Vers la fin du troisième millénaire, depuis plus de 700 ans l’humanité a déserté la terre pour vivre à bord d’un vaisseau spatial luxueux de la Holding BnL
Elle a laissé derrière elle une terre détruite et polluée à l’extrême, confiant à des robots le soin de la nettoyer afin de -peut-être- pouvoir y revenir vivre un jour.
Wall.E est le dernier de ceux-ci. Un amour de robot.
Il vit le jour au milieu des détritus, entre des tours gigantesques et effritées, des supermarchés vides, des pompes à essence tous de chez BnL, accomplissant un labeur de concassage, de réduction en cubes à la manière du sculpteur César, de tous les déchets qui l’entourent.
Il a des façons étranges comme celle de mettre de côté soigneusement pour lui de pauvres merveilles qui lui paraissent des trésors, un briquet, une boîte et même une plante.
Il n’a pour compagnon qu’un cafard et une télévision qui lui apporte le soir un peu de rêve lorsqu’il y visionne en boucle la même comédie musicale de nos années 50.
 
Un jour débarque un astronef qui dépose une sonde jolie comme un aspirateur neuf. Une sonde, un féminin : Eve.
Wall.E tombe amoureux. Eve n’est pas de son espèce, ça ne rend pas les premiers contacts faciles. Et puis, finalement, ils s’apprivoisent et une ébauche de langage apparaît jusqu’à ce qu’Eve découvre la plante chez Wall.E.

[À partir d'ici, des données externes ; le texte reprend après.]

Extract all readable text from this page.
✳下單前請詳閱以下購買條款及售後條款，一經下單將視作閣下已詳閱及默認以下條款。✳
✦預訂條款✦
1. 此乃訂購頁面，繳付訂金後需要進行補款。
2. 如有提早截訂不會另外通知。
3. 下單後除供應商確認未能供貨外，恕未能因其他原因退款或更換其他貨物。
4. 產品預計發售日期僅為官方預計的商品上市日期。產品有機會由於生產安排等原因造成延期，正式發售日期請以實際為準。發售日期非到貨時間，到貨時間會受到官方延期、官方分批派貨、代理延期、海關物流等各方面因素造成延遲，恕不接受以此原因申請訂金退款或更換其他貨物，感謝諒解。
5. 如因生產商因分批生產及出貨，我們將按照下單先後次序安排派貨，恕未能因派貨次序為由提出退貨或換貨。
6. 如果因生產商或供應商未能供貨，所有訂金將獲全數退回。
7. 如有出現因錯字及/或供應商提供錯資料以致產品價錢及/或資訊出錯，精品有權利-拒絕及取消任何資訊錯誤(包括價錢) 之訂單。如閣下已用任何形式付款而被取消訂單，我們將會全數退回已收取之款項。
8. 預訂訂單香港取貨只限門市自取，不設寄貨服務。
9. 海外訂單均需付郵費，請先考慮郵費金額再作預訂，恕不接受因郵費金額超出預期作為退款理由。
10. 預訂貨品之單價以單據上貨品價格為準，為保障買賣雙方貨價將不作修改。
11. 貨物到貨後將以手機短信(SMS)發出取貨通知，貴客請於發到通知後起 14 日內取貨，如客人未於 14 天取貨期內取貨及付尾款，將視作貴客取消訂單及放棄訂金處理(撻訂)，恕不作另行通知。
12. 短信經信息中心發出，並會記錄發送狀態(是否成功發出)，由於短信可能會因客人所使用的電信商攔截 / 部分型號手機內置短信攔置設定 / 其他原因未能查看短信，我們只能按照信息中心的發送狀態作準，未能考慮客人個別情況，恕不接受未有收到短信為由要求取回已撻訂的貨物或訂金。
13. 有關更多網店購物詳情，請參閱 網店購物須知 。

C’est le but de sa mission, c’est ce qu’elle est venue chercher : une trace de vie sur la terre à ramener auprès de ceux qui vivent là haut afin qu’ils jugent s’il est temps de tenter le voyage du retour.
 
Mais tout n’est pas si simple : peut-être que certains ont intérêt à ce que les humains devenus obèses et ne se déplaçant plus que sur des fauteuils roulants restent dans ce « meilleur des mondes » perdu dans l’univers…
Wall.E, par amour pour Eve, va s’embarquer dans l’astronef qui « rapatrie » sa belle et découvrir les lois qui régissent cette civilisation à laquelle Huxley même n’avait pas pensé.
 
Tendre et poétique mais grinçant et fonctionnant comme une alerte, ce film d’animation est un pur joyau.
Chacun, grand ou petit, y trouvera son compte : de citation de « 2001, Odyssée de l’espace » (l'ordinateur central dévoyé) pour les uns en humains style « Indestructibles » (mais façon sumo) pour les autres tout en passant par les yeux de Wall.E qui pourraient sembler un hommage à E.T.
 
En tout cas, en plus de sa beauté visuelle et de sa prouesse technologique et artistique, pas une seconde de mièvrerie dans cette fable écologique douce amère.
Et peut-être même un peu plus que ça.
La preuve, la droite américaine y a vu un brûlot gauchiste antitrusts et anticapitaliste !
 
Mais les Américains, allez les comprendre !
Après tout, ce sont eux qui nous ont inventé le BDSM.